The rest of the free agent market is less than enthralling. There the retreads (Utah’s Ricky Rubio, Minnesota’s Derrick Rose), the unestablished (New Orleans’ Elfrid Payton, Dallas’ Trey Burke), combo guards (Houston’s Austin Rivers, Clippers’ Patrick Beverly who would be an excellent signing, actually), backups, unlikely-to-sign restricted free agents (Milwaukee’s Malcolm Brogdon) and maybe Miami’s Goran Dragic, if he opts out of his contract. A backup who would be a blast in Indiana would be Portland’s Seth Curry, not as a starter but as a gunner off the bench, which is how Portland successfully used him.
A bonus intriguing option: George Hill will surely be waved at some point by Milwaukee. In order to add to their roster, while keeping the principals in tact, Hill’s mostly non-guaranteed $18M will need to allocated elsewhere. The soon to be 33-year old Hill does not play starter’s minutes regularly anymore, but he could still be a valuable contributor in a second unit, and he’ll probably be a cheeper option than retaining either Collison or Joseph.
It is a short list of point guards on the trade market that would be notable improvements over Collison. It’s just one: Mike Conley Jr. of Memphis. The Indianapolis native, frequently gets billed as both old and injury-prone, look again. If Conley is old, then he has a weird way of showing it, last season was one of the best of his career.

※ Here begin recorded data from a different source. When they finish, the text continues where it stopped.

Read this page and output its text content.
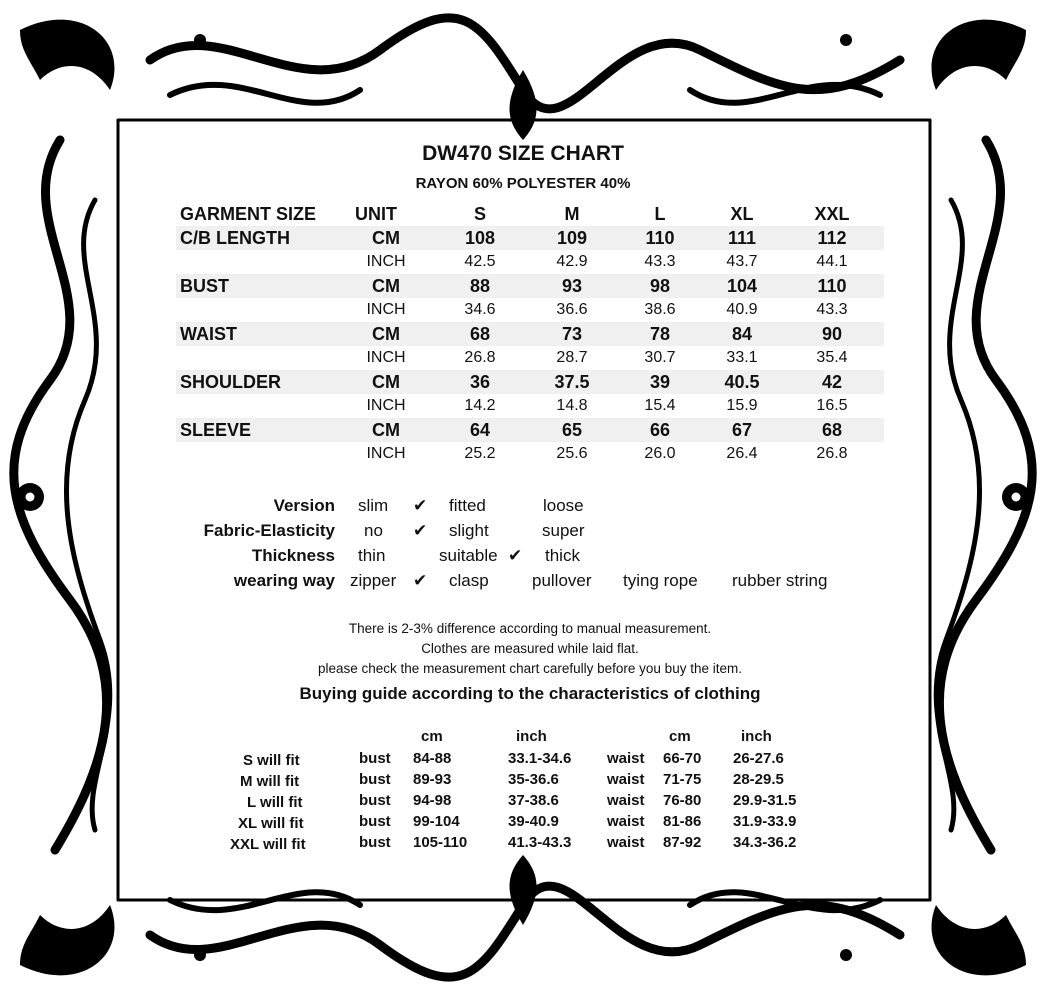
DW470 SIZE CHART
RAYON 60% POLYESTER 40%
GARMENT SIZE	UNIT	S	M	L	XL	XXL
C/B LENGTH	CM	108	109	110	111	112
INCH	42.5	42.9	43.3	43.7	44.1
BUST	CM	88	93	98	104	110
INCH	34.6	36.6	38.6	40.9	43.3
WAIST	CM	68	73	78	84	90
INCH	26.8	28.7	30.7	33.1	35.4
SHOULDER	CM	36	37.5	39	40.5	42
INCH	14.2	14.8	15.4	15.9	16.5
SLEEVE	CM	64	65	66	67	68
INCH	25.2	25.6	26.0	26.4	26.8
Version slim ✔ fitted	loose
Fabric-Elasticity no ✔ slight	super
Thickness thin	suitable ✔ thick
wearing way zipper ✔ clasp	pullover tying rope rubber string
There is 2-3% difference according to manual measurement.
Clothes are measured while laid flat.
please check the measurement chart carefully before you buy the item.
Buying guide according to the characteristics of clothing
cm	inch	cm	inch
S will fit	bust 84-88	33.1-34.6 waist 66-70 26-27.6
M will fit	bust 89-93	35-36.6	waist 71-75 28-29.5
L will fit	bust 94-98	37-38.6	waist 76-80 29.9-31.5
XL will fit	bust 99-104	39-40.9	waist 81-86 31.9-33.9
XXL will fit	bust 105-110	41.3-43.3 waist 87-92 34.3-36.2
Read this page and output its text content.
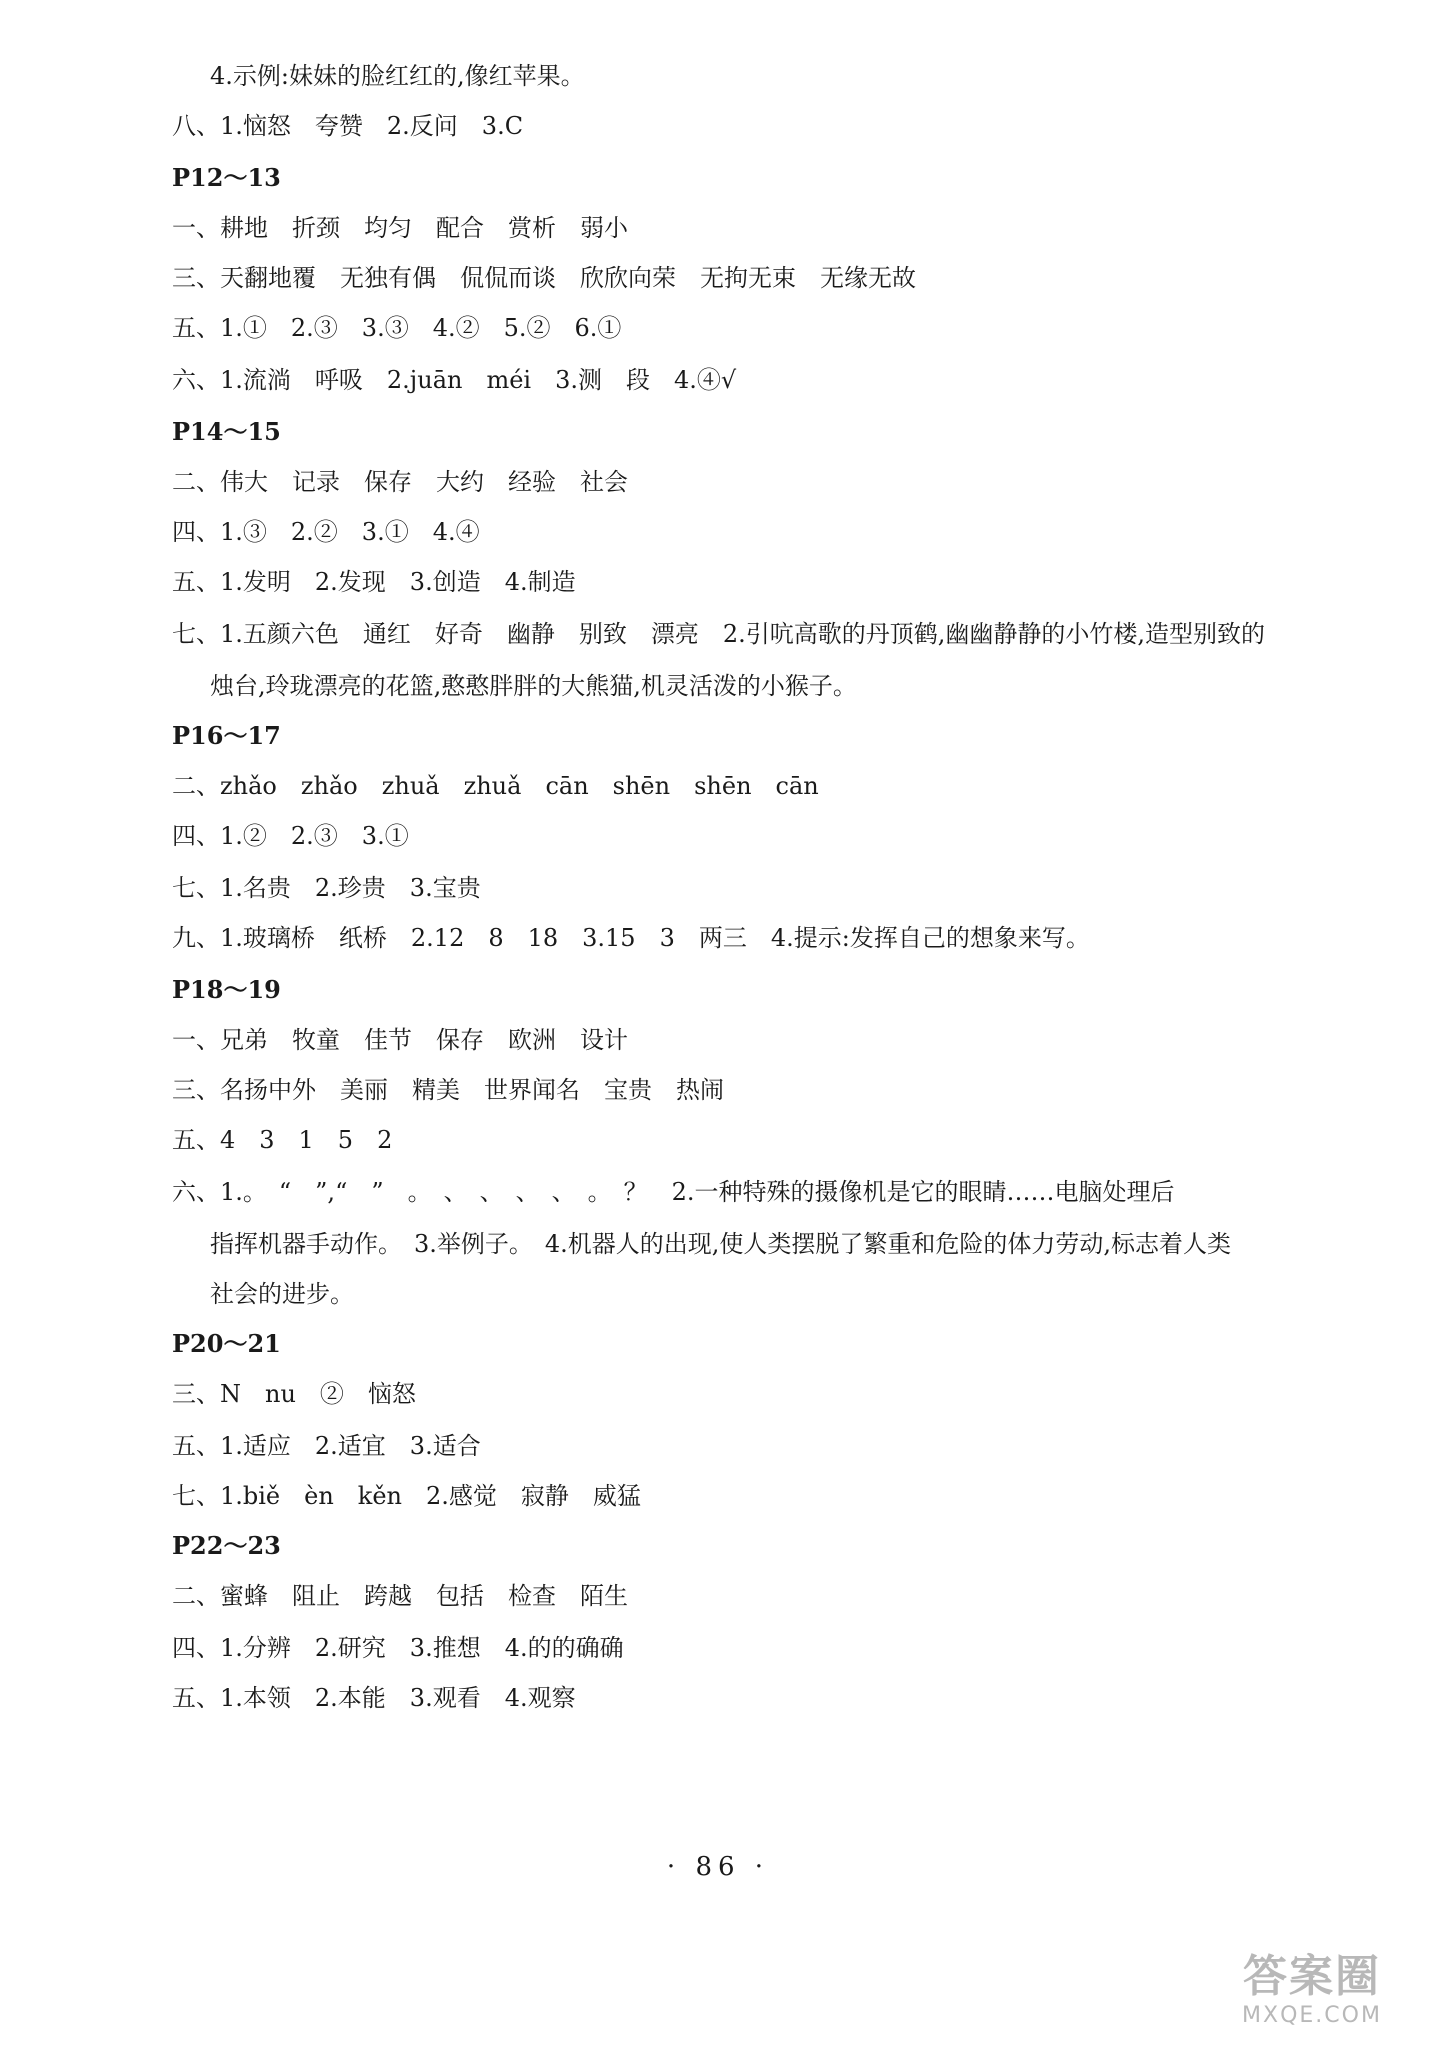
4.示例:妹妹的脸红红的,像红苹果。
八、1.恼怒　夸赞　2.反问　3.C
P12～13
一、耕地　折颈　均匀　配合　赏析　弱小
三、天翻地覆　无独有偶　侃侃而谈　欣欣向荣　无拘无束　无缘无故
五、1.①　2.③　3.③　4.②　5.②　6.①
六、1.流淌　呼吸　2.juān　méi　3.测　段　4.④√
P14～15
二、伟大　记录　保存　大约　经验　社会
四、1.③　2.②　3.①　4.④
五、1.发明　2.发现　3.创造　4.制造
七、1.五颜六色　通红　好奇　幽静　别致　漂亮　2.引吭高歌的丹顶鹤,幽幽静静的小竹楼,造型别致的
烛台,玲珑漂亮的花篮,憨憨胖胖的大熊猫,机灵活泼的小猴子。
P16～17
二、zhǎo　zhǎo　zhuǎ　zhuǎ　cān　shēn　shēn　cān
四、1.②　2.③　3.①
七、1.名贵　2.珍贵　3.宝贵
九、1.玻璃桥　纸桥　2.12　8　18　3.15　3　两三　4.提示:发挥自己的想象来写。
P18～19
一、兄弟　牧童　佳节　保存　欧洲　设计
三、名扬中外　美丽　精美　世界闻名　宝贵　热闹
五、4　3　1　5　2
六、1.。　“　”,“　”　。　、　、　、　、　。　？　2.一种特殊的摄像机是它的眼睛……电脑处理后
指挥机器手动作。　3.举例子。　4.机器人的出现,使人类摆脱了繁重和危险的体力劳动,标志着人类
社会的进步。
P20～21
三、N　nu　②　恼怒
五、1.适应　2.适宜　3.适合
七、1.biě　èn　kěn　2.感觉　寂静　威猛
P22～23
二、蜜蜂　阻止　跨越　包括　检查　陌生
四、1.分辨　2.研究　3.推想　4.的的确确
五、1.本领　2.本能　3.观看　4.观察
· 86 ·
答案圈
MXQE.COM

Conley scored a full 6 points above his average and was one of the most sure-handed point guards in the league (3.5 assists-turnover ratio was tied for best in the league among starting point guards). Injury prone: while he was hurt in 2018, it was the only time in his career he played less than 53 games, and he’s played in 70 or more games in 7 of his 12 seasons (last year included).

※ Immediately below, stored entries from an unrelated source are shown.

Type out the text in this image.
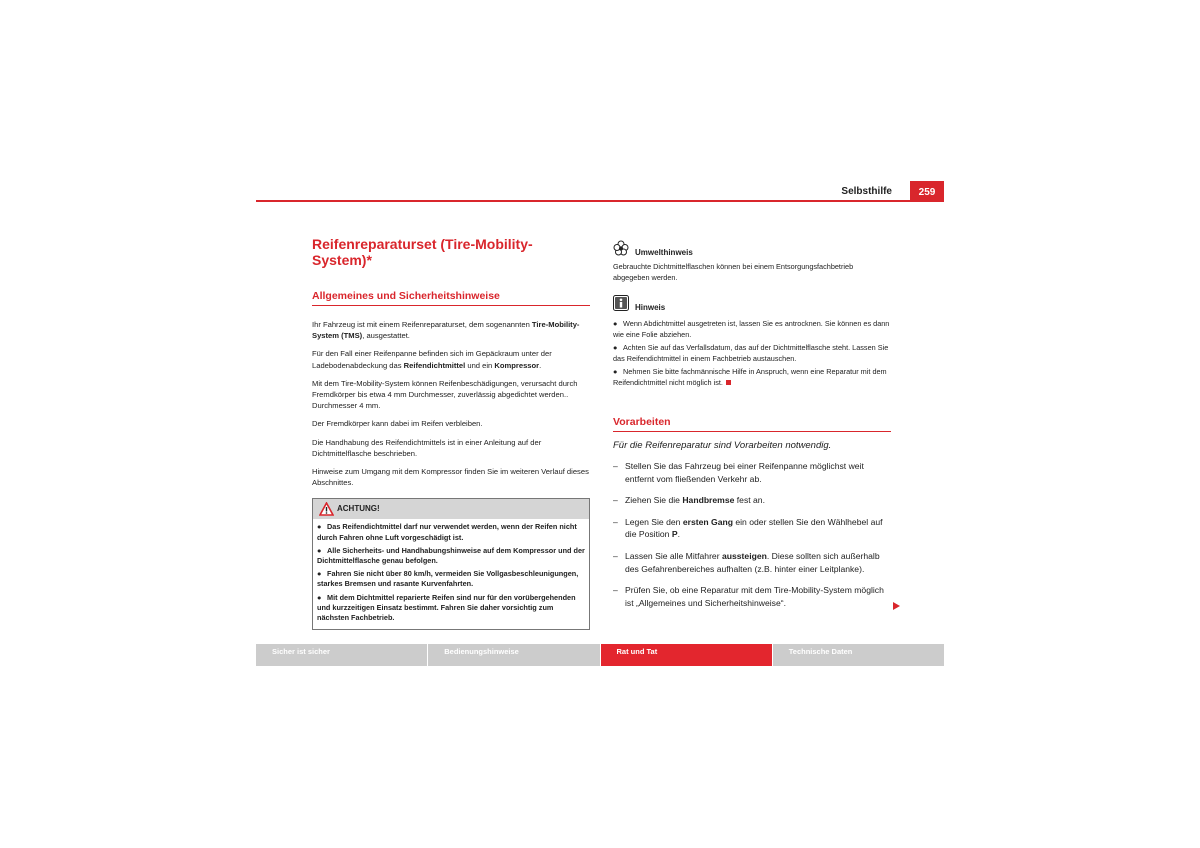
Selbsthilfe	259
Reifenreparaturset (Tire-Mobility-System)*
Allgemeines und Sicherheitshinweise

Ihr Fahrzeug ist mit einem Reifenreparaturset, dem sogenannten Tire-Mobility-System (TMS), ausgestattet.

Für den Fall einer Reifenpanne befinden sich im Gepäckraum unter der Ladebodenabdeckung das Reifendichtmittel und ein Kompressor.

Mit dem Tire-Mobility-System können Reifenbeschädigungen, verursacht durch Fremdkörper bis etwa 4 mm Durchmesser, zuverlässig abgedichtet werden.. Durchmesser 4 mm.

Der Fremdkörper kann dabei im Reifen verbleiben.

Die Handhabung des Reifendichtmittels ist in einer Anleitung auf der Dichtmittelflasche beschrieben.

Hinweise zum Umgang mit dem Kompressor finden Sie im weiteren Verlauf dieses Abschnittes.

ACHTUNG!

● Das Reifendichtmittel darf nur verwendet werden, wenn der Reifen nicht durch Fahren ohne Luft vorgeschädigt ist.

● Alle Sicherheits- und Handhabungshinweise auf dem Kompressor und der Dichtmittelflasche genau befolgen.

● Fahren Sie nicht über 80 km/h, vermeiden Sie Vollgasbeschleunigungen, starkes Bremsen und rasante Kurvenfahrten.

● Mit dem Dichtmittel reparierte Reifen sind nur für den vorübergehenden und kurzzeitigen Einsatz bestimmt. Fahren Sie daher vorsichtig zum nächsten Fachbetrieb.

Umwelthinweis

Gebrauchte Dichtmittelflaschen können bei einem Entsorgungsfachbetrieb abgegeben werden.

Hinweis

● Wenn Abdichtmittel ausgetreten ist, lassen Sie es antrocknen. Sie können es dann wie eine Folie abziehen.

● Achten Sie auf das Verfallsdatum, das auf der Dichtmittelflasche steht. Lassen Sie das Reifendichtmittel in einem Fachbetrieb austauschen.

● Nehmen Sie bitte fachmännische Hilfe in Anspruch, wenn eine Reparatur mit dem Reifendichtmittel nicht möglich ist.

Vorarbeiten

Für die Reifenreparatur sind Vorarbeiten notwendig.

– Stellen Sie das Fahrzeug bei einer Reifenpanne möglichst weit entfernt vom fließenden Verkehr ab.

– Ziehen Sie die Handbremse fest an.

– Legen Sie den ersten Gang ein oder stellen Sie den Wählhebel auf die Position P.

– Lassen Sie alle Mitfahrer aussteigen. Diese sollten sich außerhalb des Gefahrenbereiches aufhalten (z.B. hinter einer Leitplanke).

– Prüfen Sie, ob eine Reparatur mit dem Tire-Mobility-System möglich ist „Allgemeines und Sicherheitshinweise“.

Sicher ist sicher	Bedienungshinweise	Rat und Tat	Technische Daten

For reference, the average NBA player played in roughly 56 games last season, a feat accomplished by Conley every year of his career, except for two. The main hurdle in acquiring Conley is that many other teams will be seeking his services as well. For the teams with less cap space than Indiana (Boston and Utah for example), he’ll be the more practical option.
Some might be thinking now: “wait, Chris Paul’s available too! There’s a second option!” And if this was 2014 Chris Paul, or even 2016 Chris Paul then, yes, a capital idea, borrow Doc Brown’s Delorean and go for it.

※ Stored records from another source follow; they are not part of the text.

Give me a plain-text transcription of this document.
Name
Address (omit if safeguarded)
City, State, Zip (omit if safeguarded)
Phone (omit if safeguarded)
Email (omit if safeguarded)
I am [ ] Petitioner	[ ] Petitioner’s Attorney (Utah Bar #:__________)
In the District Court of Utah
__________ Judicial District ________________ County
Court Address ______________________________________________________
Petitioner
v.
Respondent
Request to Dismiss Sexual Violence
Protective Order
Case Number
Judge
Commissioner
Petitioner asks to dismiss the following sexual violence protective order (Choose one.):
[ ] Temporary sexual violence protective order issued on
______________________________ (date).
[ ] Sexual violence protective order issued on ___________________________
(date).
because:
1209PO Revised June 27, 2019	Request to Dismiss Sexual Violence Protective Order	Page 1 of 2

Unfortunately, the trade target is the 2019 version who just authored either his worst or second worse season of his esteemed 14-year career. He is entering his age-34 season, with $124.1M owed to him over the next three seasons. If you think Mike Conley is overpaid, too old and injury-prone (which I understand, but respectfully disagree), but think Paul is a fantastic option then you are delusional.
Two intriguing prospects will certainly be available at 18. The first is Virginia’s Ty Jerome. He’s a combo guard in the mold of Golden State’s Shaun Livingston or the Clippers’ Landry Shamet. Jerome can play both on and off the ball, offering the offense flexibility.
He’s long for a point guard, which he uses to his advantage, and he’s clever with his positioning allowed him to slink through the lane. Defensively he’s solid and would adjust well to Indiana’s system and culture.
The other option probably needs no introduction: Carsen Edwards of Purdue. What Edwards would bring is not defensive prowess, but rather aggressive and confident offense. He’s similar to a more stout, less lanky Lou Williams, bring him off the bench and let him go.
Now, that style does not exactly mesh with the Pacers modus operandi but, on the other hand, if you’re looking for someone who can create his own shot there are few players in this draft with a more illustrated ability to do that than Edwards.
Others to consider: Second round: St. John’s scorer Shamorie Ponds, Auburn sergeant Jared Harper and the lanky Jaylen Hands from UCLA.